Architect and Artist Paolo Soleri (1919-2013)
Paolo Soleri was an artist and an architect known for his critical views on urban sprawl and the development of Arcosanti, an experimental community near Cordes Junction.
As a public figure and champion of ecological architecture (which he coined "Arcology"), Soleri drew crowds of fans and critics alike to see his latest work. Soleri died Tuesday morning at age 93.
Soleri was born and raised in Italy and came to Arizona to study under Frank Lloyd Wright at Taliesin West in 1946. But Soleri soon realized he didn't believe in Wright's architectural visions for the future and, after the two had a falling out, he returned to Italy. In the mid-1950s, Soleri returned to work as a professor of architecture at Arizona State University. He began work on Arcosanti in 1970.

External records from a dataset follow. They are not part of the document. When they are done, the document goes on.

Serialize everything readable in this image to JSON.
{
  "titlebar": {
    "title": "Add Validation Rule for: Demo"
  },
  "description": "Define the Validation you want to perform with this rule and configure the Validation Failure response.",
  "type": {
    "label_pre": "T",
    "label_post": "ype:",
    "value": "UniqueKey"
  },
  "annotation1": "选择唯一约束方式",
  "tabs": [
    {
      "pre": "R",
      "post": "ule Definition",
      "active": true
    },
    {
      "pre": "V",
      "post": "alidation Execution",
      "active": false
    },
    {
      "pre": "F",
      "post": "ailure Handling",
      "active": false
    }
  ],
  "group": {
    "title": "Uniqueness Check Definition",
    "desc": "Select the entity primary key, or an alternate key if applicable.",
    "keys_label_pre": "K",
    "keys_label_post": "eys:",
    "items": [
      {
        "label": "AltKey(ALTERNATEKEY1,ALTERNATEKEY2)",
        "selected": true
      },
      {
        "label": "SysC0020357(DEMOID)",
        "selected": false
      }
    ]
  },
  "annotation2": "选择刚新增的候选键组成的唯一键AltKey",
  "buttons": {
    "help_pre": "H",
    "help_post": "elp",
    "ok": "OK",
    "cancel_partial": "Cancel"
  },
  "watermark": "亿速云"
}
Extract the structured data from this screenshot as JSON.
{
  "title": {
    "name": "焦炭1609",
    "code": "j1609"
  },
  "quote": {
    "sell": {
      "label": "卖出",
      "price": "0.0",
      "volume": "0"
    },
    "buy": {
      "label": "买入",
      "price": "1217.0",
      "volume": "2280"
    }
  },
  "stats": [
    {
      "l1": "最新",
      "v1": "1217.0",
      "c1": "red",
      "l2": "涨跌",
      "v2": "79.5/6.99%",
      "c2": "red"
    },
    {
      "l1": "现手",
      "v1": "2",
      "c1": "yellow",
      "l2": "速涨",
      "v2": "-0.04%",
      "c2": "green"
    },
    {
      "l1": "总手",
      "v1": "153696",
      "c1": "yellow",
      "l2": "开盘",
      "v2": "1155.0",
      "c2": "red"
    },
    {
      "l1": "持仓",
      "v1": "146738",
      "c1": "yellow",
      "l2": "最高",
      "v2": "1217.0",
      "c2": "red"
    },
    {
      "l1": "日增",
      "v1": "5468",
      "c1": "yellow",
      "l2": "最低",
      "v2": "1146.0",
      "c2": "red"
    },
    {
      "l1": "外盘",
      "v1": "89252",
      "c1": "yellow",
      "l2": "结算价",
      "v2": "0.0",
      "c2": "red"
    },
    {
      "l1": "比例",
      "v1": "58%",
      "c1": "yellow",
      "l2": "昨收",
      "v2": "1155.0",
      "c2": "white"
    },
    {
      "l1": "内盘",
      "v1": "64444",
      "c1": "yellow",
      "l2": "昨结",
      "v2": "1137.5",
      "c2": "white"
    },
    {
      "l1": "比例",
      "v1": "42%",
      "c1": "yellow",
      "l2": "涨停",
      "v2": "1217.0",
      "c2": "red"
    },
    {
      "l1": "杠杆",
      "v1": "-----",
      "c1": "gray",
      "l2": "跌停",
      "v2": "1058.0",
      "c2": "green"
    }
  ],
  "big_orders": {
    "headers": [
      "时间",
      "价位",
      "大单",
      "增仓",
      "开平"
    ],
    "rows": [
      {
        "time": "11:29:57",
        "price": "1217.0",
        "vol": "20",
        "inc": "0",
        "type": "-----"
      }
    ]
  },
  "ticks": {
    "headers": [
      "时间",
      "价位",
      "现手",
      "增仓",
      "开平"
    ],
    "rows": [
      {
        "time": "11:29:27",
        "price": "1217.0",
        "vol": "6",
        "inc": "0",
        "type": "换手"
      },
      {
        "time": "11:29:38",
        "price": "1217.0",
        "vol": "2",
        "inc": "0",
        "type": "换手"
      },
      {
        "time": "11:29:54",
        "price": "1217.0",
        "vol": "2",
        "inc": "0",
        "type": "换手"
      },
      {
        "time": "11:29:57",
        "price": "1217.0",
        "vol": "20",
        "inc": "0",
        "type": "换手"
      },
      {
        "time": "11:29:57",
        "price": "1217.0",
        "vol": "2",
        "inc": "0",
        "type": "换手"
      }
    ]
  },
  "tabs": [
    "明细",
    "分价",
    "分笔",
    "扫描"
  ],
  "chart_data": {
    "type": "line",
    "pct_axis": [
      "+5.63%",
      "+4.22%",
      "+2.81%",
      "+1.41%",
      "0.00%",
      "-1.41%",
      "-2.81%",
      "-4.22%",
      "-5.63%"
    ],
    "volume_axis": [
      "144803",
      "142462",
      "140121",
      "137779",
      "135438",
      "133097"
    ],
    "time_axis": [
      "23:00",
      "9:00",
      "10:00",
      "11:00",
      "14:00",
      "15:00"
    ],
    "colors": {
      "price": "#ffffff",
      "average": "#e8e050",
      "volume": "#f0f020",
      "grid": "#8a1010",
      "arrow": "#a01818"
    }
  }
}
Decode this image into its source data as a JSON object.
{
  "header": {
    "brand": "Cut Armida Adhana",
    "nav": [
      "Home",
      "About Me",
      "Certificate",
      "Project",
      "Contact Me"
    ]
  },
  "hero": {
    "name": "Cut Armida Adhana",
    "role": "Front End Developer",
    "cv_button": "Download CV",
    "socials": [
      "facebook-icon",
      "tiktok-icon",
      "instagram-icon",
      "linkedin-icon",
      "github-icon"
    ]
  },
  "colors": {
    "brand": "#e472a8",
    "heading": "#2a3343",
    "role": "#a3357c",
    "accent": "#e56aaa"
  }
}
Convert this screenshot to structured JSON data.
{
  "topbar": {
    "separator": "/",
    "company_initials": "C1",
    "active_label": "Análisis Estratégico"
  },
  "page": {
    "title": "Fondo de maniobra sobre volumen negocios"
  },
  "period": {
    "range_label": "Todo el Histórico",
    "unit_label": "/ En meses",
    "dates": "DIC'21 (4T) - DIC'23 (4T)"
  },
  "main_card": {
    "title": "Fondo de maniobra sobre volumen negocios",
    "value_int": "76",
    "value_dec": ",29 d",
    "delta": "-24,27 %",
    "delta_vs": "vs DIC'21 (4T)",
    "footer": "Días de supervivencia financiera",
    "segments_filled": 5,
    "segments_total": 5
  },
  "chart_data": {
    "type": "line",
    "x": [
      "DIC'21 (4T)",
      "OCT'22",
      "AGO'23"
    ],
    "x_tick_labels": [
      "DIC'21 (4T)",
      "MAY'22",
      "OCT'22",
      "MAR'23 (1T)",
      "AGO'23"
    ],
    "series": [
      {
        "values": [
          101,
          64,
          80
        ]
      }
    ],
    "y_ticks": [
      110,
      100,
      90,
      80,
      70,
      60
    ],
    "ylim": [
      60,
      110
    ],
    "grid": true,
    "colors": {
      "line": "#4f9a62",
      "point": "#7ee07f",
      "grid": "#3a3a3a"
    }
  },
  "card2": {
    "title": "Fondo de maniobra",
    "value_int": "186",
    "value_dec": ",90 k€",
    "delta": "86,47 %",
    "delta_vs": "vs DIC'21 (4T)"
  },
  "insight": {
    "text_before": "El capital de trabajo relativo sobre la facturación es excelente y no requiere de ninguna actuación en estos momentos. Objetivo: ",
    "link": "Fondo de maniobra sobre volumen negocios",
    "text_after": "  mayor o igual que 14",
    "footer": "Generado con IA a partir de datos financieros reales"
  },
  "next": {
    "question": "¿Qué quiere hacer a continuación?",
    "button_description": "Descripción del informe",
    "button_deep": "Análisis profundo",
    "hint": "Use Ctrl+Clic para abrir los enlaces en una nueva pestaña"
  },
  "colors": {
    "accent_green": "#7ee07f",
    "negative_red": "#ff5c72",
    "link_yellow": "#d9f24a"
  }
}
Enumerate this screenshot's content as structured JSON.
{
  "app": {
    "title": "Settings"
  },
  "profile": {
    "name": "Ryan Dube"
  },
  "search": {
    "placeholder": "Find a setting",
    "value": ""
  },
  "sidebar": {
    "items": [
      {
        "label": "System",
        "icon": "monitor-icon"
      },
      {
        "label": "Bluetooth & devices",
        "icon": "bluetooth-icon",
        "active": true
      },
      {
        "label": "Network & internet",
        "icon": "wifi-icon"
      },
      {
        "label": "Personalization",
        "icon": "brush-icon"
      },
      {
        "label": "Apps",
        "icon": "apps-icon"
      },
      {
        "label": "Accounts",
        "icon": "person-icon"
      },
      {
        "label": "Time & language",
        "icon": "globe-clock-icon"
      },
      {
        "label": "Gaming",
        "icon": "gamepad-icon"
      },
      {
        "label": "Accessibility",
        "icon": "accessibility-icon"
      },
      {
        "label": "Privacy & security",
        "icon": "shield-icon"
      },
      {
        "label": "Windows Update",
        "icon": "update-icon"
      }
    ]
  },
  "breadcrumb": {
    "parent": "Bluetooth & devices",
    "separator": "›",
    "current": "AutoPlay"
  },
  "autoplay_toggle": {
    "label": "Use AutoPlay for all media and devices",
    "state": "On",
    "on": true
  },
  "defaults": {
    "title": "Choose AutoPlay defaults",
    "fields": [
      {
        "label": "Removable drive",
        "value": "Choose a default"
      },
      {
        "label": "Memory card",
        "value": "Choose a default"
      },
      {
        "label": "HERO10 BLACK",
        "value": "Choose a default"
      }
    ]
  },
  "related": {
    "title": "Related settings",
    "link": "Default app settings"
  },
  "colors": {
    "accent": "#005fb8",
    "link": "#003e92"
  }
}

Arcosanti's construction was drawn out due to lack of funds (most coming from the sale of his signature bells and educational programs), and his dream of supporting 500 to 600 residents by the early 1990s was never realized. Arcosanti housed 60 residents by 1995. Today, the community functions as an education center and tourist destination with a few spaces reserved for permanent residents.
Despite funding setbacks, Soleri never seemed to run out of steam. The artist's work has been housed in private collections and museums worldwide (there's a retrospective of his work currently on view at Scottsdale Museum of Contemporary Art).
He built architectural workshop Cosanti in Paradise Valley and celebrated his 90th birthday by building a 100-foot-long pedestrian bridge/solar calendar in Scottsdale. He was looking for nude models to pose for portraits at age 91.
"Soleri continued questioning and creating until his death," wrote members of the Arcosanti foundation in a statement released this morning. "The theme of his last project, a series of collages entitled "Then and Now," juxtaposed his own signature forms with illustrations of life from antiquity. In this project, Paolo Soleri attempted to capture the critical notion that we are constantly building on the past, on the work of countless generations that have preceded us on the earth. Our own work -- and Soleri's work especially -- put into this context might be a seed that takes many more generations to mature and complete."
His legacy undoubtedly will rest with Arcosanti, which will host a public memorial service and celebration of life later this year.